Stashing his new blanket by in a slight depression in the ground, hidden by tall grass, Duo curled up on it and tested the edge of his new weapon, a blade from a grass cutter that he had acquired from the larger of the outbuildings. The place had been a treasure trove of machinery and tools, but he hadn't found anything that could break through his leg shackle or the poles of the perimeter. He suspected that Heero had the control device. He would have to kill the man, he was certain, to get to it. Duo tested the balance of his weapon and thought of likely strategies.

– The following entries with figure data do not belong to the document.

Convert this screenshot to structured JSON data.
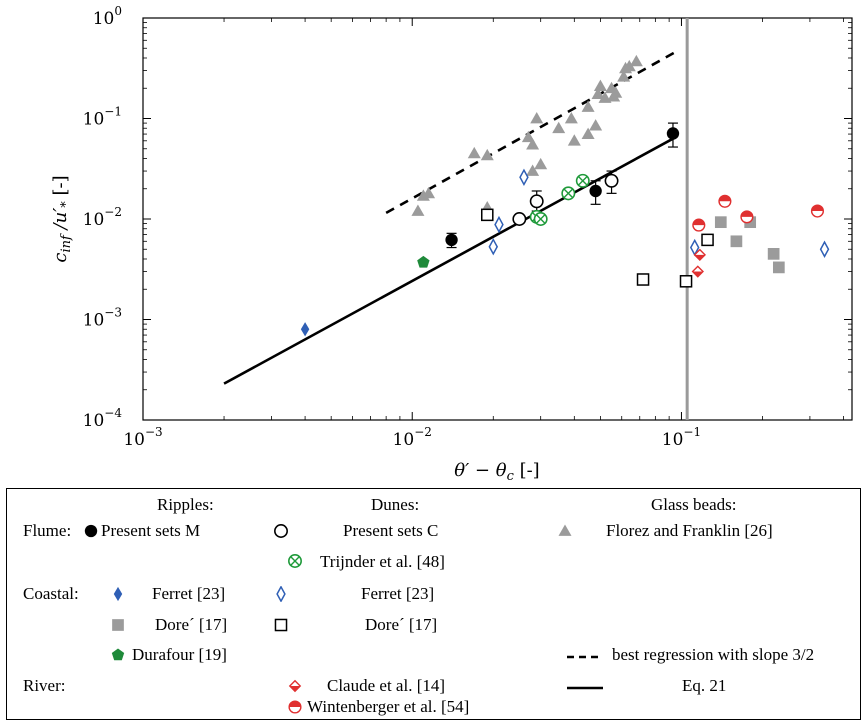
{
  "chart_data": {
    "type": "scatter",
    "x_scale": "log",
    "y_scale": "log",
    "xlim": [
      0.001,
      0.43
    ],
    "ylim": [
      0.0001,
      1
    ],
    "xticks": [
      {
        "value": 0.001,
        "base": "10",
        "exp": "−3"
      },
      {
        "value": 0.01,
        "base": "10",
        "exp": "−2"
      },
      {
        "value": 0.1,
        "base": "10",
        "exp": "−1"
      }
    ],
    "yticks": [
      {
        "value": 0.0001,
        "base": "10",
        "exp": "−4"
      },
      {
        "value": 0.001,
        "base": "10",
        "exp": "−3"
      },
      {
        "value": 0.01,
        "base": "10",
        "exp": "−2"
      },
      {
        "value": 0.1,
        "base": "10",
        "exp": "−1"
      },
      {
        "value": 1,
        "base": "10",
        "exp": "0"
      }
    ],
    "xlabel": "θ′ − θc [-]",
    "ylabel": "cinf /u′* [-]",
    "vertical_line_x": 0.105,
    "series": [
      {
        "key": "present_m",
        "marker": "filled-circle",
        "color": "#000000",
        "points": [
          [
            0.014,
            0.0062
          ],
          [
            0.048,
            0.019
          ],
          [
            0.093,
            0.071
          ]
        ],
        "errors": [
          [
            0.0052,
            0.0072
          ],
          [
            0.014,
            0.024
          ],
          [
            0.052,
            0.09
          ]
        ]
      },
      {
        "key": "present_c",
        "marker": "open-circle",
        "color": "#000000",
        "points": [
          [
            0.025,
            0.01
          ],
          [
            0.029,
            0.015
          ],
          [
            0.055,
            0.024
          ]
        ],
        "errors": [
          null,
          [
            0.012,
            0.019
          ],
          [
            0.018,
            0.03
          ]
        ]
      },
      {
        "key": "florez",
        "marker": "triangle",
        "color": "#9b9b9b",
        "points": [
          [
            0.0105,
            0.012
          ],
          [
            0.011,
            0.017
          ],
          [
            0.0115,
            0.018
          ],
          [
            0.017,
            0.045
          ],
          [
            0.019,
            0.043
          ],
          [
            0.019,
            0.013
          ],
          [
            0.028,
            0.03
          ],
          [
            0.027,
            0.065
          ],
          [
            0.028,
            0.055
          ],
          [
            0.029,
            0.1
          ],
          [
            0.03,
            0.035
          ],
          [
            0.035,
            0.08
          ],
          [
            0.039,
            0.1
          ],
          [
            0.04,
            0.06
          ],
          [
            0.045,
            0.07
          ],
          [
            0.045,
            0.13
          ],
          [
            0.049,
            0.175
          ],
          [
            0.05,
            0.21
          ],
          [
            0.052,
            0.16
          ],
          [
            0.055,
            0.2
          ],
          [
            0.056,
            0.165
          ],
          [
            0.057,
            0.18
          ],
          [
            0.061,
            0.26
          ],
          [
            0.062,
            0.315
          ],
          [
            0.064,
            0.33
          ],
          [
            0.068,
            0.37
          ],
          [
            0.048,
            0.085
          ]
        ]
      },
      {
        "key": "trijnder",
        "marker": "circle-x",
        "color": "#1f9a3a",
        "points": [
          [
            0.029,
            0.0105
          ],
          [
            0.03,
            0.01
          ],
          [
            0.038,
            0.018
          ],
          [
            0.043,
            0.024
          ]
        ]
      },
      {
        "key": "ferret_ripples",
        "marker": "filled-diamond",
        "color": "#2f5fb5",
        "points": [
          [
            0.004,
            0.0008
          ]
        ]
      },
      {
        "key": "ferret_dunes",
        "marker": "open-diamond",
        "color": "#2f5fb5",
        "points": [
          [
            0.02,
            0.0053
          ],
          [
            0.021,
            0.0088
          ],
          [
            0.026,
            0.026
          ],
          [
            0.112,
            0.0052
          ],
          [
            0.34,
            0.005
          ]
        ]
      },
      {
        "key": "dore_ripples",
        "marker": "filled-square",
        "color": "#9b9b9b",
        "points": [
          [
            0.14,
            0.0093
          ],
          [
            0.16,
            0.006
          ],
          [
            0.18,
            0.0093
          ],
          [
            0.22,
            0.0045
          ],
          [
            0.23,
            0.0033
          ]
        ]
      },
      {
        "key": "dore_dunes",
        "marker": "open-square",
        "color": "#000000",
        "points": [
          [
            0.019,
            0.011
          ],
          [
            0.072,
            0.0025
          ],
          [
            0.104,
            0.0024
          ],
          [
            0.125,
            0.0062
          ]
        ]
      },
      {
        "key": "durafour",
        "marker": "pentagon",
        "color": "#1f8a3a",
        "points": [
          [
            0.011,
            0.0037
          ]
        ]
      },
      {
        "key": "claude",
        "marker": "half-diamond",
        "color": "#e03030",
        "points": [
          [
            0.115,
            0.003
          ],
          [
            0.117,
            0.0044
          ]
        ]
      },
      {
        "key": "wintenberger",
        "marker": "half-circle",
        "color": "#e03030",
        "points": [
          [
            0.116,
            0.0087
          ],
          [
            0.145,
            0.015
          ],
          [
            0.175,
            0.0105
          ],
          [
            0.32,
            0.012
          ]
        ]
      }
    ],
    "lines": [
      {
        "key": "regression",
        "style": "dashed",
        "color": "#000000",
        "points": [
          [
            0.008,
            0.0115
          ],
          [
            0.098,
            0.48
          ]
        ]
      },
      {
        "key": "eq21",
        "style": "solid",
        "color": "#000000",
        "points": [
          [
            0.002,
            0.00023
          ],
          [
            0.095,
            0.065
          ]
        ]
      }
    ]
  },
  "legend": {
    "headers": {
      "ripples": "Ripples:",
      "dunes": "Dunes:",
      "glass": "Glass beads:"
    },
    "rows": {
      "flume": "Flume:",
      "coastal": "Coastal:",
      "river": "River:"
    },
    "items": {
      "present_m": "Present sets M",
      "present_c": "Present sets C",
      "florez": "Florez and Franklin [26]",
      "trijnder": "Trijnder et al. [48]",
      "ferret_ripples": "Ferret [23]",
      "ferret_dunes": "Ferret [23]",
      "dore_ripples": "Dore´ [17]",
      "dore_dunes": "Dore´ [17]",
      "durafour": "Durafour [19]",
      "claude": "Claude et al. [14]",
      "wintenberger": "Wintenberger et al. [54]",
      "regression": "best regression with slope 3/2",
      "eq21": "Eq. 21"
    }
  }
}
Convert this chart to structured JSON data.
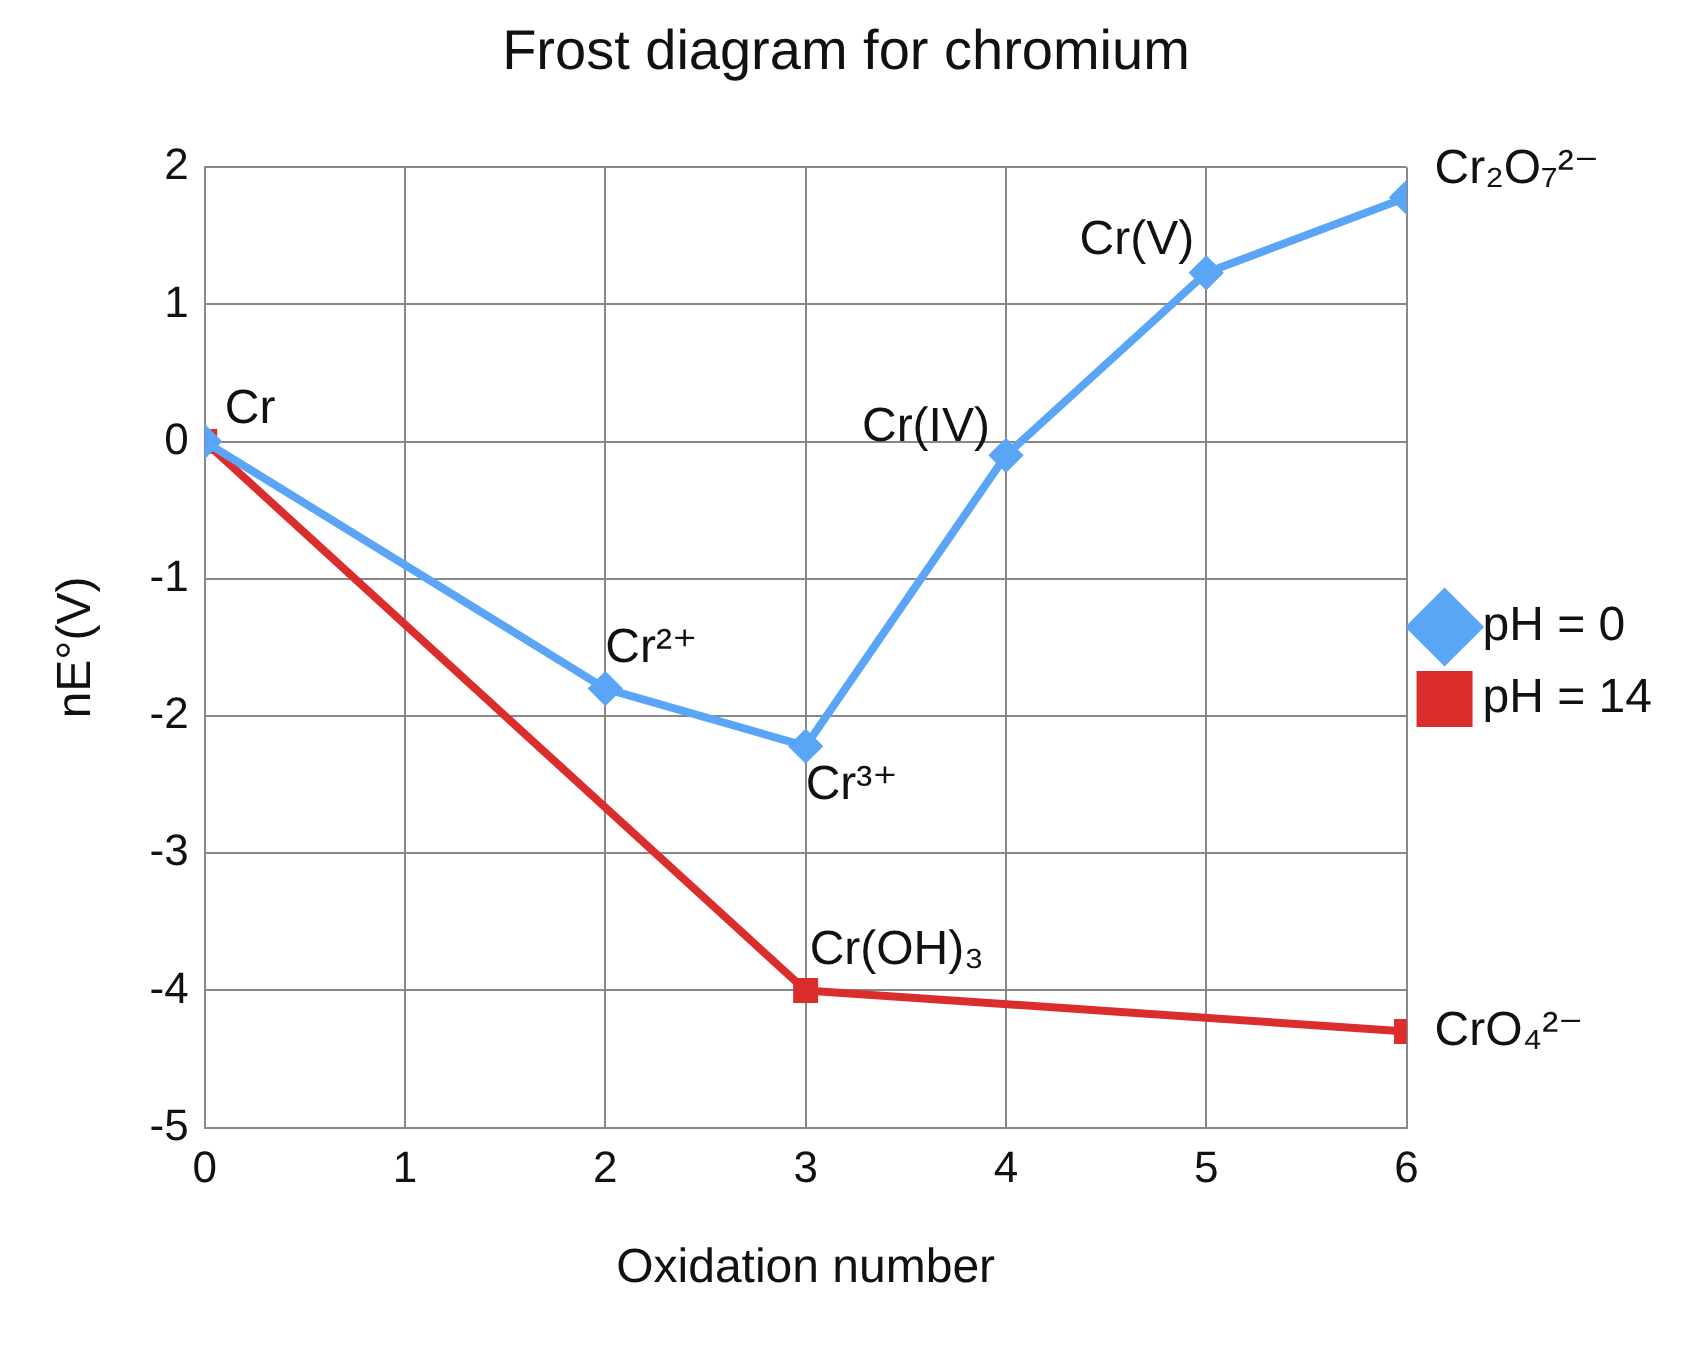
{
  "chart_data": {
    "type": "line",
    "title": "Frost diagram for chromium",
    "xlabel": "Oxidation number",
    "ylabel": "nE°(V)",
    "series": [
      {
        "name": "pH = 0",
        "color": "#5aa5f5",
        "marker": "diamond",
        "x": [
          0,
          2,
          3,
          4,
          5,
          6
        ],
        "values": [
          0,
          -1.8,
          -2.22,
          -0.1,
          1.23,
          1.78
        ]
      },
      {
        "name": "pH = 14",
        "color": "#dc2d2d",
        "marker": "square",
        "x": [
          0,
          3,
          6
        ],
        "values": [
          0,
          -4.0,
          -4.3
        ]
      }
    ],
    "xlim": [
      0,
      6
    ],
    "xticks": [
      0,
      1,
      2,
      3,
      4,
      5,
      6
    ],
    "ylim": [
      -5,
      2
    ],
    "yticks": [
      -5,
      -4,
      -3,
      -2,
      -1,
      0,
      1,
      2
    ],
    "grid": true,
    "legend": "right",
    "line_style": "solid",
    "annotations": [
      {
        "text": "Cr",
        "x": 0,
        "y": 0
      },
      {
        "text": "Cr²⁺",
        "x": 2,
        "y": -1.8
      },
      {
        "text": "Cr³⁺",
        "x": 3,
        "y": -2.22
      },
      {
        "text": "Cr(IV)",
        "x": 4,
        "y": -0.1
      },
      {
        "text": "Cr(V)",
        "x": 5,
        "y": 1.23
      },
      {
        "text": "Cr₂O₇²⁻",
        "x": 6,
        "y": 1.78
      },
      {
        "text": "Cr(OH)₃",
        "x": 3,
        "y": -4.0
      },
      {
        "text": "CrO₄²⁻",
        "x": 6,
        "y": -4.3
      }
    ]
  }
}
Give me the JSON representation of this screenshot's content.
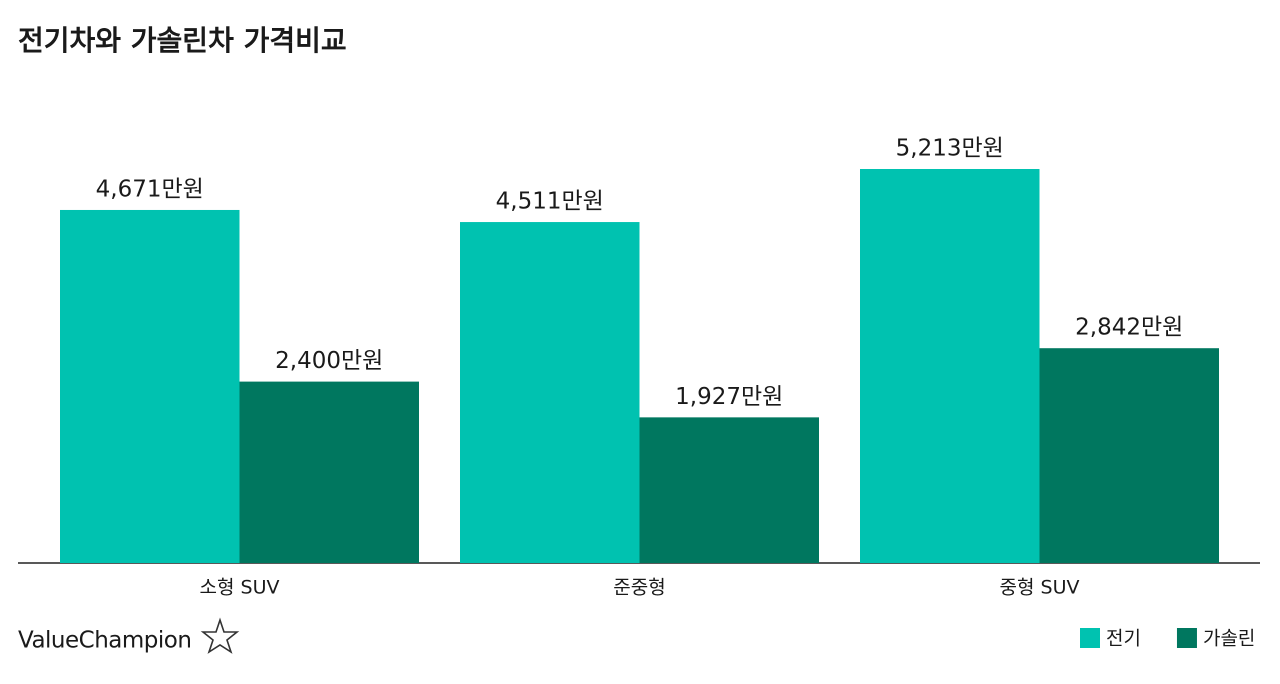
{
  "chart_data": {
    "type": "bar",
    "title": "전기차와 가솔린차 가격비교",
    "categories": [
      "소형 SUV",
      "준중형",
      "중형 SUV"
    ],
    "series": [
      {
        "name": "전기",
        "color": "#00c2b0",
        "values": [
          4671,
          4511,
          5213
        ],
        "value_labels": [
          "4,671만원",
          "4,511만원",
          "5,213만원"
        ]
      },
      {
        "name": "가솔린",
        "color": "#00775f",
        "values": [
          2400,
          1927,
          2842
        ],
        "value_labels": [
          "2,400만원",
          "1,927만원",
          "2,842만원"
        ]
      }
    ],
    "legend": "bottom-right"
  },
  "logo": "ValueChampion"
}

A rustle in the grass had Duo ducking down, every muscle tense to flee or fight, brain dropping even lower into primitive instincts. He peered cautiously to the right of him and saw a large field mouse chasing an insect to the ends of some long, tough, tufts of grass. His mistake. Duo was a flash as he caught the creature and stabbed down into it with his knife. Checking cautiously for Heero, he waited until he was absolutely sure of his safety before returning to his hiding place. If there were enough mice and other creatures, he wouldn't have to risk himself getting food from Heero. Offers like that carried heavy prices, he had found out. Usually they were traps, but sometimes they were enticements for alliances. Having seen the rise, fall, and destruction of such alliances, and the fatal consequences to his one time protector, Duo had decided that alone was best.

Memories stung and fought to gain clarity. Duo wrestled them back into submission with a seething anger that was blinding. He didn't want the images of violence plaguing him, distracting him, or making him weak. He didn't want to remember his helplessness when they had hurt him and he didn't want to remember the long days of enduring until he had healed himself. The grinding struggle each day had blurred the edges of most of it, as had his own furious refusal to let it overwhelm him. To allow that would be to lose, he thought, and he had determined, from day one there, that he would come out of it alive, that he would win and spit in the eye of who ever had put him there.

Duo looked out past the blur of the perimeter field, to the long stretches of brown plains grass. He thought about being free, of going where he liked, but it was a brief thought. Hope could kill too, he knew, and drowned it in a numbing anger that was his cloak of protection. Survive. It was his mantra, his body, mind, and soul. Survive, no matter what.